S'ensuivirent une série de passes violentes, d'attaques et d'esquives d'une rare habileté. Kahomi devança bientôt son adversaire d'une seule touche mais l'issue restait incertaine. Jusqu'à ce que, soudain, les filles poussent un cri : une erreur stupide, leur championne venait de lâcher son bâton sous une frappe tournoyante de Abban. Celui-ci, profitant alors de ce bref instant où elle reprenait son équilibre, glissa son gûn entre ses chevilles, le remonta vivement, vint frapper son entrejambes avec une précision diablolique et conserva sa position, infligeant à Kahomi une posture embarrassante… Ce n'était plus le plaisir d'un joli coup qu'il éprouvait soudain, non, mais celui, plus trouble et inattendu, de voir sa hampe s'insinuer entre les lèvres de cette fente distendue, trempée de sueur. Lentement, relevant son gûn, il soulevait inexorablement la jeune Novice dont les pieds ne touchaient déjà plus le sol.

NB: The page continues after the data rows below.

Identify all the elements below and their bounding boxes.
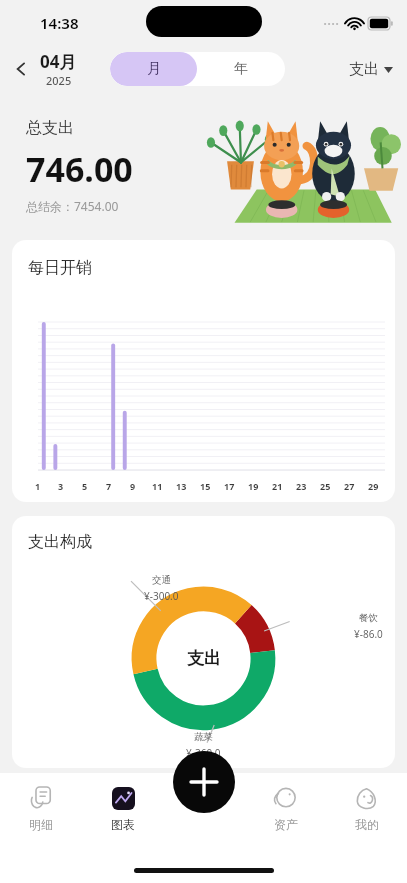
staticText: 27 (344, 480, 355, 492)
staticText: 2025 (46, 73, 72, 88)
staticText: 11 (152, 480, 163, 492)
staticText: 月 (147, 60, 161, 78)
staticText: 年 (234, 60, 248, 78)
staticText: ¥-300.0 (144, 589, 179, 603)
staticText: ¥-360.0 (186, 746, 221, 760)
button[interactable]: Back (8, 50, 77, 88)
staticText: 蔬菜 (194, 731, 213, 743)
button[interactable]: 月 (110, 52, 197, 86)
staticText: 支出 (349, 60, 379, 79)
staticText: 每日开销 (28, 258, 92, 278)
staticText: 5 (82, 480, 88, 492)
staticText: 我的 (355, 817, 379, 832)
staticText: 餐饮 (359, 612, 378, 624)
button[interactable]: 明细 (0, 773, 82, 845)
staticText: 1 (35, 480, 41, 492)
button[interactable]: 图表 (82, 773, 164, 845)
button[interactable]: Add (173, 751, 235, 813)
staticText: 746.00 (26, 146, 133, 192)
staticText: 总支出 (26, 118, 74, 138)
staticText: 17 (224, 480, 235, 492)
staticText: 13 (176, 480, 187, 492)
staticText: 总结余：7454.00 (26, 198, 119, 214)
staticText: ¥-86.0 (354, 627, 383, 641)
staticText: 23 (296, 480, 307, 492)
staticText: 04月 (40, 50, 77, 73)
button[interactable]: 支出 (349, 60, 393, 79)
staticText: 15 (200, 480, 211, 492)
staticText: 图表 (111, 817, 135, 832)
staticText: 14:38 (40, 13, 79, 33)
button[interactable]: 支出构成 (12, 516, 395, 768)
staticText: 21 (272, 480, 283, 492)
staticText: 支出 (187, 648, 221, 669)
staticText: 19 (248, 480, 259, 492)
staticText: 25 (320, 480, 331, 492)
button[interactable]: 每日开销 (12, 240, 395, 502)
staticText: 支出构成 (28, 532, 92, 552)
staticText: 交通 (152, 574, 171, 586)
staticText: 9 (130, 480, 136, 492)
staticText: 资产 (274, 817, 298, 832)
staticText: 7 (106, 480, 112, 492)
staticText: 29 (368, 480, 379, 492)
button[interactable]: 资产 (245, 773, 326, 845)
button[interactable]: 我的 (326, 773, 407, 845)
staticText: 明细 (29, 817, 53, 832)
button[interactable]: 年 (197, 52, 285, 86)
staticText: 3 (58, 480, 64, 492)
other: Back (8, 56, 34, 82)
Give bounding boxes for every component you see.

Kahomi n'avait plus d'autre ressource : elle serrait les cuisses et agrippait le bâton qu'elle sentait glisser contre sa vulve.

- Alors, petite Fille… Tu abandonnes ?
- Sûrement pas, Garçon. J'ai vu bien d'autres bâtons que le tien ! Et même des plus longs… Je n'en ai pas fini avec toi !

Kahomi bénissait maintenant Zabibé pour la quantité d'huile dont elle l'avait enduite… Elle glissait sur le gûn et tirant sur ses bras, elle avançait ! Et plus elle se rapprochait des mains d'Abban, plus la manœuvre l'excitait. Et lui, hypnotisée par cette chatte lisse et luisante qui coulissait sur son bâton, se disait qu'on lui avait enseigné bien des choses à l'entraînement, mais pas à se défendre d'une vulve huilée ! A peine eût-il le temps de se rendre compte qu'il bandait désormais comme un jeune taureau, que Kahomi fut sur lui. Prenant appui sur les épaules du Garde, elle fit un petit bond, ouvrit les cuisses et les referma sur ses poignets. Déséquilibré, le pauvre garçon lâcha son arme et bascula, cavalcadé par une Kahomi déchaînée. En trois mouvements parfaitement coordonnés, elle lui immobilisait les bras sous les reins, l'enserrait de ses cuisses et de ses jambes pour s'asseoir sur son bas-ventre. Le sexe d'Abban était dur comme son bâton de combat mais beaucoup plus agréable à chevaucher. Elle le sentait palpiter sous sa vulve, prêt à éjaculer…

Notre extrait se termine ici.